Dwyer didn’t only conceive the pieces for “Dreamer’s Delight,” she also envisioned the concept. “I drew up a sketch and drafted a proposal and made a pin-board and sent it to Lauren Hirschfield and she was on board. The whole installation, putting it all together, was really collaborative. I never thought we’d actually nail my idea but it came out exactly as I wanted: I wanted people to walk into this alternative utopian fantasy and feel at ease.” She achieved that; the results dripping in decadence.

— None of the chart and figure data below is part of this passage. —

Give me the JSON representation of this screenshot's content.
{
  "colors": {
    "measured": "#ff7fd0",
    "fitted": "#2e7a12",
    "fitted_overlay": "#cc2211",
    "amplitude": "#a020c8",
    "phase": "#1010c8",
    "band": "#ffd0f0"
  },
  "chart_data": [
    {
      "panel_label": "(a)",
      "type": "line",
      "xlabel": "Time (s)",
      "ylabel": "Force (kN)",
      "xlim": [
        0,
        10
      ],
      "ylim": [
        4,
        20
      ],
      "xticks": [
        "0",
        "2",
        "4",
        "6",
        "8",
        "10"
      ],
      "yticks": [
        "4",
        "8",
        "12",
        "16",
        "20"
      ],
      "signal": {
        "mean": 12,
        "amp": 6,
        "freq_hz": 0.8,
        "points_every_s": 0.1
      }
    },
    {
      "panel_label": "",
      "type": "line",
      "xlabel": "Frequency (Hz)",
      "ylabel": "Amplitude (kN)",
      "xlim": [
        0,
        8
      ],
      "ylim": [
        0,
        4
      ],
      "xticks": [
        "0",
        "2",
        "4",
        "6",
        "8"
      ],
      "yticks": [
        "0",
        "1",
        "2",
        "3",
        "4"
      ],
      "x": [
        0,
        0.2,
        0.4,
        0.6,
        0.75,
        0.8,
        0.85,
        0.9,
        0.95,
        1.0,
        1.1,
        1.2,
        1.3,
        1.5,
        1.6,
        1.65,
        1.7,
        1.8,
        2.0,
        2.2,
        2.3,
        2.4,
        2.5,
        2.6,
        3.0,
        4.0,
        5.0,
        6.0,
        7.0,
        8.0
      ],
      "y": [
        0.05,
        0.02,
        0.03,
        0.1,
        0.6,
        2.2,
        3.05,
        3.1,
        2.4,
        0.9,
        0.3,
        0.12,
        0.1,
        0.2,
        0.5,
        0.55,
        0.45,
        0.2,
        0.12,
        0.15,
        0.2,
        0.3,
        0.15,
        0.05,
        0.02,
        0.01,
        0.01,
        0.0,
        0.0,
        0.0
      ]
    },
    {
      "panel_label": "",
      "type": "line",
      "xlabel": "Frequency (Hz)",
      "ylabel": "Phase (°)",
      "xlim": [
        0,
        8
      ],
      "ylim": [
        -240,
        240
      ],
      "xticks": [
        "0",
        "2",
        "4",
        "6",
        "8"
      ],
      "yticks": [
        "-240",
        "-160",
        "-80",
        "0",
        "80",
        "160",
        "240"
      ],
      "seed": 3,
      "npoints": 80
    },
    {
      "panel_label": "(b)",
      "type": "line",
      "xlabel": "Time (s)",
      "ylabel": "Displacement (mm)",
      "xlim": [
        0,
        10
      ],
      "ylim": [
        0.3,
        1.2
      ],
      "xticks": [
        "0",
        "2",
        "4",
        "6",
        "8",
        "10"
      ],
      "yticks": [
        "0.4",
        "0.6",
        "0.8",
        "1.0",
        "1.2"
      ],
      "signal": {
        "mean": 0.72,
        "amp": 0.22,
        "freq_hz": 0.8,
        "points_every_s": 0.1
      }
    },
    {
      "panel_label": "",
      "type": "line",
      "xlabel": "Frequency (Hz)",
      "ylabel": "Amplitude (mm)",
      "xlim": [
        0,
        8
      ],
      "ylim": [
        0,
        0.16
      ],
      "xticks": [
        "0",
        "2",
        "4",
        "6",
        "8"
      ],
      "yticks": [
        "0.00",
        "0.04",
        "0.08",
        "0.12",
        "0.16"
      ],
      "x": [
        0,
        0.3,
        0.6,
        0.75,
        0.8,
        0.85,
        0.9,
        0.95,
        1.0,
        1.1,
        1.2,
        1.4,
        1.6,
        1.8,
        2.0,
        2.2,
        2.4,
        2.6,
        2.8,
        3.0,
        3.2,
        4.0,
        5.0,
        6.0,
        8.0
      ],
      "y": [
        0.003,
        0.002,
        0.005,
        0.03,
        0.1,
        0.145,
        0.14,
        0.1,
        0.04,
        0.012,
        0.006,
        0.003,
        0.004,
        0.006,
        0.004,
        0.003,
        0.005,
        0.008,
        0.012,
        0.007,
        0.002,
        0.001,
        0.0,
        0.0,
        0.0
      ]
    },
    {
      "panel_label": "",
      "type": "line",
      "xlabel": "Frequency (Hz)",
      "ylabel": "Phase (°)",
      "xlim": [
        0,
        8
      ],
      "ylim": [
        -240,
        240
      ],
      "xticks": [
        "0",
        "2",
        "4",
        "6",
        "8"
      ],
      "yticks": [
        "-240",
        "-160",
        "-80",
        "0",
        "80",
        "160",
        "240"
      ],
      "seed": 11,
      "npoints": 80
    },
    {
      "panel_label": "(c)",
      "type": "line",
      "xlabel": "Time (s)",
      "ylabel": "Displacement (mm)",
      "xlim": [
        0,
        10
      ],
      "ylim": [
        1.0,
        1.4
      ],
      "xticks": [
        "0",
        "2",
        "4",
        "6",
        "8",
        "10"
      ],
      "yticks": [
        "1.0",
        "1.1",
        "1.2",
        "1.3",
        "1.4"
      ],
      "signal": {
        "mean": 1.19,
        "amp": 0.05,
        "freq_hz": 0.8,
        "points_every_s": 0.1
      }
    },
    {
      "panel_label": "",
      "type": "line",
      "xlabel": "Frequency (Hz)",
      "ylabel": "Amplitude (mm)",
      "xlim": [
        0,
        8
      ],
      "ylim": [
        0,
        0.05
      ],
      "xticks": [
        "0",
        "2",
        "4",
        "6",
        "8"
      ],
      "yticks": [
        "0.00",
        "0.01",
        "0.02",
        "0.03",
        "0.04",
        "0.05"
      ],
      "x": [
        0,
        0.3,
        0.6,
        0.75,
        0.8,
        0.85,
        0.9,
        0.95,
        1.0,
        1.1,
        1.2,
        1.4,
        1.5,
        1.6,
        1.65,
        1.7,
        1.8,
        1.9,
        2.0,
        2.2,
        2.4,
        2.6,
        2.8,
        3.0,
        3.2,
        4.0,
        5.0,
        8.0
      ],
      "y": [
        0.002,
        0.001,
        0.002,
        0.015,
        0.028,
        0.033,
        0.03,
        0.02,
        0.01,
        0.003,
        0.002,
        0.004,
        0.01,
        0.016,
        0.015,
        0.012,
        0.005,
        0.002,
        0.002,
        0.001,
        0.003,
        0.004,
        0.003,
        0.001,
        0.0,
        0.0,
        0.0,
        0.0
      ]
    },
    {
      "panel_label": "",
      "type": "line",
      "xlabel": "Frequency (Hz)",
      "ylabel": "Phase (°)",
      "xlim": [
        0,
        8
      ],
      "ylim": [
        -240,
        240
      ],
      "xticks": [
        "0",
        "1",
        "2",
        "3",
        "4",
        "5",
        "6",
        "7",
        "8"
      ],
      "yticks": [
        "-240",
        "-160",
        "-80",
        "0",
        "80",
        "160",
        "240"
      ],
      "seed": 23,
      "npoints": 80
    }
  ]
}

In back of the Wassaic Project, Dwyer makes use of the kiln shed. As she guides us through the facility, she emphasizes the importance of ceramics as an art form today. “It’s really an exciting time where boundaries are being fused,” she says. “Fine art, design, and craft, these hierarchies are all blurring together.” Her work is the perfect example. When Dwyer’s fellowship ends in May, she’ll pursue studio space in Brooklyn, where she hopes to acquire her own kiln.